1. If you are replacing an SRX Series in the cluster, power down the node to be removed.
2. Remove pre-empt from the production node, for all redundancy groups and commit.
a. Delete the chassis cluster redundancy-group 1 preempt.
3. Configure new fab0 and fab1 interfaces on the production node (if using affected versions),
as per KB18189 - Replacing Routing Engine (RE) and Chassis of SRX-3400/3600 and SRX-5600/5800 in a Cluster May Result in Node Going to Disabled State. 4. Commit and quit.
5. Prepare the new node for isolated testing (no cable connections).
6. Plug in all the modules in the same slots, as the production node.
7. Power up the new/replacement node.
8. Take a snapshot of the production node:
a. Insert the USB in the RE module (If using SRX3000 Services Gateway, it is in the rear; do not use the USB ports on the switch fabric board (SFB) module in the front).
b. Execute the command:
request system snapshot media usb partition
.
c. When the above command completes, remove the USB memory stick from the production node.
9. Enable the cluster on the replacement node and boot from the USB snapshot:
a. Execute the command:
set chassis cluster cluster-id X node Y
(replace X and Y with appropriate values).
b. You will get a notification to reboot; do not reboot now.
c. Insert the USB in the RE module (if using SRX3000, it is in the rear; do not use the USB ports on the SFB module in the front).
d. Execute the request system reboot media usb command, to boot system up with the USB snapshot.

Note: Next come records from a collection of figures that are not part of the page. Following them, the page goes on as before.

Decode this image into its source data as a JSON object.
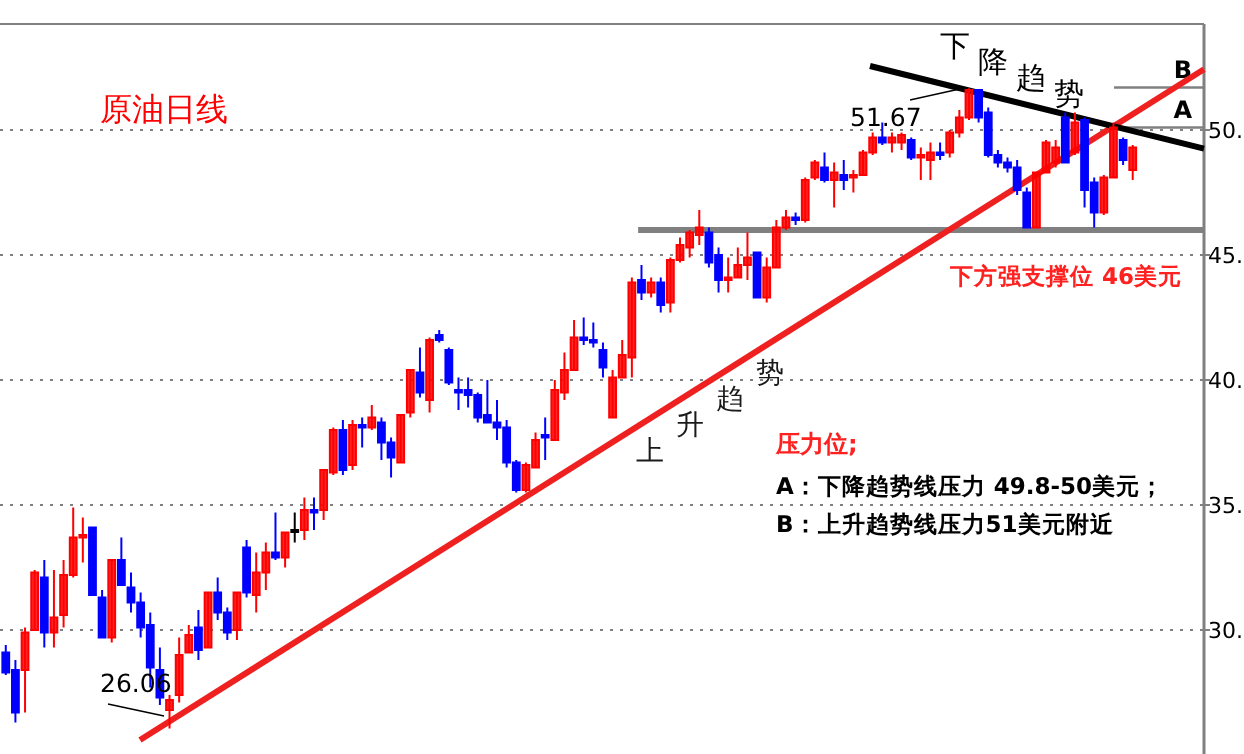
{
  "chart_data": {
    "type": "candlestick",
    "title": "原油日线",
    "categories": [
      null,
      null,
      null,
      null,
      null,
      null,
      null,
      null,
      null,
      null,
      null,
      null,
      null,
      null,
      null,
      null,
      null,
      null,
      null,
      null,
      null,
      null,
      null,
      null,
      null,
      null,
      null,
      null,
      null,
      null,
      null,
      null,
      null,
      null,
      null,
      null,
      null,
      null,
      null,
      null,
      null,
      null,
      null,
      null,
      null,
      null,
      null,
      null,
      null,
      null,
      null,
      null,
      null,
      null,
      null,
      null,
      null,
      null,
      null,
      null,
      null,
      null,
      null,
      null,
      null,
      null,
      null,
      null,
      null,
      null,
      null,
      null,
      null,
      null,
      null,
      null,
      null,
      null,
      null,
      null,
      null,
      null,
      null,
      null,
      null,
      null,
      null,
      null,
      null,
      null,
      null,
      null,
      null,
      null,
      null,
      null,
      null,
      null,
      null,
      null,
      null,
      null,
      null,
      null,
      null,
      null,
      null,
      null,
      null,
      null,
      null,
      null,
      null,
      null,
      null,
      null,
      null,
      null
    ],
    "ohlc": [
      [
        29.1,
        29.4,
        28.2,
        28.3
      ],
      [
        28.4,
        28.8,
        26.3,
        26.7
      ],
      [
        28.4,
        30.1,
        26.7,
        29.9
      ],
      [
        30.0,
        32.4,
        30.0,
        32.3
      ],
      [
        32.1,
        32.8,
        29.3,
        29.9
      ],
      [
        29.9,
        32.4,
        29.3,
        30.5
      ],
      [
        30.6,
        32.8,
        30.1,
        32.2
      ],
      [
        32.2,
        34.9,
        32.1,
        33.7
      ],
      [
        33.7,
        34.5,
        32.7,
        33.8
      ],
      [
        34.1,
        34.1,
        31.4,
        31.4
      ],
      [
        31.3,
        31.6,
        29.7,
        29.7
      ],
      [
        29.7,
        32.8,
        29.5,
        32.8
      ],
      [
        32.8,
        33.7,
        31.8,
        31.8
      ],
      [
        31.7,
        32.3,
        30.7,
        31.1
      ],
      [
        31.1,
        31.5,
        29.7,
        30.1
      ],
      [
        30.2,
        30.7,
        27.7,
        28.5
      ],
      [
        28.4,
        29.3,
        27.0,
        27.3
      ],
      [
        26.8,
        27.4,
        26.06,
        27.2
      ],
      [
        27.4,
        29.7,
        27.1,
        29.0
      ],
      [
        29.1,
        30.2,
        29.1,
        29.8
      ],
      [
        30.1,
        30.8,
        28.8,
        29.2
      ],
      [
        29.3,
        31.5,
        29.3,
        31.5
      ],
      [
        31.5,
        32.1,
        30.4,
        30.7
      ],
      [
        30.7,
        30.9,
        29.6,
        29.9
      ],
      [
        30.0,
        31.5,
        29.6,
        31.5
      ],
      [
        33.3,
        33.6,
        31.3,
        31.5
      ],
      [
        31.4,
        33.1,
        30.7,
        32.3
      ],
      [
        32.3,
        33.5,
        31.6,
        33.1
      ],
      [
        33.1,
        34.7,
        32.8,
        32.9
      ],
      [
        32.9,
        33.9,
        32.5,
        33.9
      ],
      [
        34.0,
        34.7,
        33.5,
        34.0
      ],
      [
        34.0,
        35.3,
        33.6,
        34.8
      ],
      [
        34.8,
        35.3,
        34.0,
        34.7
      ],
      [
        34.8,
        36.4,
        34.4,
        36.4
      ],
      [
        36.3,
        38.1,
        36.2,
        38.0
      ],
      [
        38.0,
        38.4,
        36.2,
        36.4
      ],
      [
        36.6,
        38.4,
        36.4,
        38.2
      ],
      [
        38.2,
        38.5,
        37.3,
        38.1
      ],
      [
        38.1,
        39.0,
        38.0,
        38.5
      ],
      [
        38.3,
        38.5,
        36.8,
        37.5
      ],
      [
        37.5,
        37.7,
        36.1,
        36.9
      ],
      [
        36.7,
        38.6,
        36.7,
        38.6
      ],
      [
        38.7,
        40.4,
        38.5,
        40.4
      ],
      [
        40.3,
        41.3,
        39.3,
        39.5
      ],
      [
        39.2,
        41.7,
        38.7,
        41.6
      ],
      [
        41.8,
        42.0,
        41.5,
        41.6
      ],
      [
        41.2,
        41.3,
        39.8,
        39.9
      ],
      [
        39.6,
        40.1,
        38.8,
        39.5
      ],
      [
        39.6,
        40.1,
        38.9,
        39.4
      ],
      [
        39.4,
        39.5,
        38.3,
        38.5
      ],
      [
        38.6,
        40.0,
        38.3,
        38.3
      ],
      [
        38.3,
        39.2,
        37.6,
        38.1
      ],
      [
        38.1,
        38.4,
        36.5,
        36.7
      ],
      [
        36.7,
        36.8,
        35.5,
        35.6
      ],
      [
        35.6,
        36.7,
        35.5,
        36.6
      ],
      [
        36.5,
        37.9,
        36.5,
        37.6
      ],
      [
        37.8,
        38.5,
        36.8,
        37.7
      ],
      [
        37.6,
        40.0,
        37.6,
        39.6
      ],
      [
        39.5,
        41.1,
        39.2,
        40.4
      ],
      [
        40.4,
        42.4,
        40.4,
        41.7
      ],
      [
        41.7,
        42.5,
        41.4,
        41.6
      ],
      [
        41.6,
        42.3,
        41.3,
        41.5
      ],
      [
        41.2,
        41.5,
        40.1,
        40.5
      ],
      [
        38.5,
        40.4,
        38.5,
        40.1
      ],
      [
        40.1,
        41.6,
        40.1,
        41.0
      ],
      [
        40.9,
        44.1,
        40.1,
        43.9
      ],
      [
        44.0,
        44.6,
        43.2,
        43.5
      ],
      [
        43.5,
        44.1,
        43.3,
        43.9
      ],
      [
        43.9,
        44.1,
        42.7,
        43.0
      ],
      [
        43.1,
        44.9,
        42.7,
        44.8
      ],
      [
        44.8,
        45.7,
        44.7,
        45.4
      ],
      [
        45.3,
        46.0,
        44.9,
        45.9
      ],
      [
        45.8,
        46.8,
        45.4,
        46.1
      ],
      [
        45.9,
        46.1,
        44.5,
        44.7
      ],
      [
        45.0,
        45.3,
        43.5,
        44.0
      ],
      [
        44.0,
        44.9,
        43.5,
        44.1
      ],
      [
        44.1,
        45.3,
        44.1,
        44.6
      ],
      [
        44.6,
        45.9,
        44.0,
        44.9
      ],
      [
        45.1,
        45.1,
        43.3,
        43.3
      ],
      [
        43.3,
        44.9,
        43.1,
        44.5
      ],
      [
        44.5,
        46.4,
        44.5,
        46.1
      ],
      [
        46.1,
        46.8,
        46.0,
        46.5
      ],
      [
        46.5,
        46.7,
        46.2,
        46.4
      ],
      [
        46.4,
        48.1,
        46.3,
        48.0
      ],
      [
        48.1,
        48.8,
        48.0,
        48.7
      ],
      [
        48.5,
        49.1,
        47.9,
        48.0
      ],
      [
        48.0,
        48.7,
        46.9,
        48.3
      ],
      [
        48.2,
        48.8,
        47.6,
        48.0
      ],
      [
        48.1,
        48.4,
        47.5,
        48.2
      ],
      [
        48.2,
        49.2,
        48.2,
        49.1
      ],
      [
        49.1,
        49.9,
        49.0,
        49.7
      ],
      [
        49.7,
        50.3,
        49.4,
        49.5
      ],
      [
        49.5,
        49.9,
        49.1,
        49.7
      ],
      [
        49.5,
        49.9,
        49.2,
        49.8
      ],
      [
        49.6,
        49.7,
        48.8,
        48.9
      ],
      [
        48.9,
        49.3,
        48.0,
        49.0
      ],
      [
        48.8,
        49.5,
        48.0,
        49.1
      ],
      [
        49.1,
        49.5,
        48.8,
        49.0
      ],
      [
        49.1,
        50.0,
        48.9,
        49.9
      ],
      [
        49.9,
        50.8,
        49.7,
        50.5
      ],
      [
        50.5,
        51.67,
        50.4,
        51.6
      ],
      [
        51.6,
        51.6,
        50.3,
        50.5
      ],
      [
        50.7,
        50.9,
        48.9,
        49.0
      ],
      [
        49.0,
        49.2,
        48.5,
        48.7
      ],
      [
        48.7,
        48.9,
        48.3,
        48.5
      ],
      [
        48.5,
        48.8,
        47.4,
        47.6
      ],
      [
        47.5,
        47.7,
        46.1,
        46.1
      ],
      [
        46.1,
        48.3,
        46.1,
        48.3
      ],
      [
        48.3,
        49.6,
        48.3,
        49.5
      ],
      [
        48.7,
        49.6,
        48.5,
        49.3
      ],
      [
        50.5,
        50.7,
        48.7,
        48.7
      ],
      [
        49.1,
        50.7,
        49.0,
        50.3
      ],
      [
        50.4,
        50.5,
        46.9,
        47.6
      ],
      [
        47.9,
        48.1,
        46.1,
        46.7
      ],
      [
        46.7,
        48.2,
        46.6,
        48.1
      ],
      [
        48.1,
        50.3,
        48.1,
        50.1
      ],
      [
        49.6,
        49.7,
        48.6,
        48.8
      ],
      [
        48.4,
        49.4,
        48.0,
        49.3
      ]
    ],
    "colors": [
      "#0000ff",
      "#0000ff",
      "#ff0000",
      "#ff0000",
      "#0000ff",
      "#ff0000",
      "#ff0000",
      "#ff0000",
      "#ff0000",
      "#0000ff",
      "#0000ff",
      "#ff0000",
      "#0000ff",
      "#0000ff",
      "#0000ff",
      "#0000ff",
      "#0000ff",
      "#ff0000",
      "#ff0000",
      "#ff0000",
      "#0000ff",
      "#ff0000",
      "#0000ff",
      "#0000ff",
      "#ff0000",
      "#0000ff",
      "#ff0000",
      "#ff0000",
      "#0000ff",
      "#ff0000",
      "#000000",
      "#ff0000",
      "#0000ff",
      "#ff0000",
      "#ff0000",
      "#0000ff",
      "#ff0000",
      "#0000ff",
      "#ff0000",
      "#0000ff",
      "#0000ff",
      "#ff0000",
      "#ff0000",
      "#0000ff",
      "#ff0000",
      "#0000ff",
      "#0000ff",
      "#0000ff",
      "#0000ff",
      "#0000ff",
      "#0000ff",
      "#0000ff",
      "#0000ff",
      "#0000ff",
      "#ff0000",
      "#ff0000",
      "#0000ff",
      "#ff0000",
      "#ff0000",
      "#ff0000",
      "#0000ff",
      "#0000ff",
      "#0000ff",
      "#ff0000",
      "#ff0000",
      "#ff0000",
      "#0000ff",
      "#ff0000",
      "#0000ff",
      "#ff0000",
      "#ff0000",
      "#ff0000",
      "#ff0000",
      "#0000ff",
      "#0000ff",
      "#ff0000",
      "#ff0000",
      "#ff0000",
      "#0000ff",
      "#ff0000",
      "#ff0000",
      "#ff0000",
      "#0000ff",
      "#ff0000",
      "#ff0000",
      "#0000ff",
      "#ff0000",
      "#0000ff",
      "#ff0000",
      "#ff0000",
      "#ff0000",
      "#0000ff",
      "#ff0000",
      "#ff0000",
      "#0000ff",
      "#ff0000",
      "#ff0000",
      "#0000ff",
      "#ff0000",
      "#ff0000",
      "#ff0000",
      "#0000ff",
      "#0000ff",
      "#0000ff",
      "#0000ff",
      "#0000ff",
      "#0000ff",
      "#ff0000",
      "#ff0000",
      "#ff0000",
      "#0000ff",
      "#ff0000",
      "#0000ff",
      "#0000ff",
      "#ff0000",
      "#ff0000",
      "#0000ff",
      "#ff0000"
    ],
    "ref_lines": [
      {
        "axis": "y",
        "value": 46,
        "color": "#808080"
      },
      {
        "axis": "y",
        "value": 50.1,
        "label": "A",
        "color": "#808080"
      },
      {
        "axis": "y",
        "value": 51.7,
        "label": "B",
        "color": "#808080"
      }
    ],
    "ylim": [
      25.04,
      54.24
    ],
    "yticks": [
      {
        "value": 30,
        "label": "30."
      },
      {
        "value": 35,
        "label": "35."
      },
      {
        "value": 40,
        "label": "40."
      },
      {
        "value": 45,
        "label": "45."
      },
      {
        "value": 50,
        "label": "50."
      }
    ],
    "tick_labels": "y",
    "grid": "y",
    "annotations": [
      "51.67",
      "26.06",
      "下降趋势",
      "上升趋势",
      "压力位;",
      "A：下降趋势线压力 49.8-50美元；",
      "B：上升趋势线压力51美元附近",
      "下方强支撑位 46美元"
    ]
  }
}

10. After the system boots up from the USB, restore the snapshot to the node's internal storage:
a. Execute the command:
request system snapshot media compact-flash partition
(
Note: If there is a failure on the compact flash, it boots from the hard disk.)
b. Execute the command:
request system snapshot media hard-disk partition
11. After the snapshot completes, reboot the system from the internal flash:
a. Execute the command:
request system reboot media compact-flash
to boot the system up from the Compact-Flash.(
Note: If there is a failure on the Compact flash, it boots from the hard disk.)
b. Execute the command:
request system reboot media hard-disk
to boot the system up from the Hard-Disk.
c. After the system returns completely online, remove the USB memory stick.
12. Perform a health check on the replacement system, when it is still unplugged from the network:
a. Does
show chassis fpc pic-status
show all the modules online? (do not proceed until all are show online; this will take 5-10 minutes).
b. Does
show system alarms
show no major alarms?
c. Does
show chassis cluster status
show the primary state for this node?
d. Does
show chassis fabric plane
show no errors for the fabric links?
13. The on-site engineer re-introduces the node to the cluster:
a. Power down the replacement node.
b. Completely cable the replacement node to the production network, including control/fab links.
c. Boot up the replacement node.
14. Perform a health check on the replacement system, after it boots up fully cabled to the network:
a. Does
show chassis fpc pic-status
show all the modules online? (do not proceed until all are show online; this will take 5-10 minutes).
b. Does
show system alarms
show no major alarms?
c. Does
show chassis cluster status
show the primary and secondary states, with non-0 priority for both nodes on all redundancy groups?
d. Does
show chassis fabric plane
show no errors for the fabric links?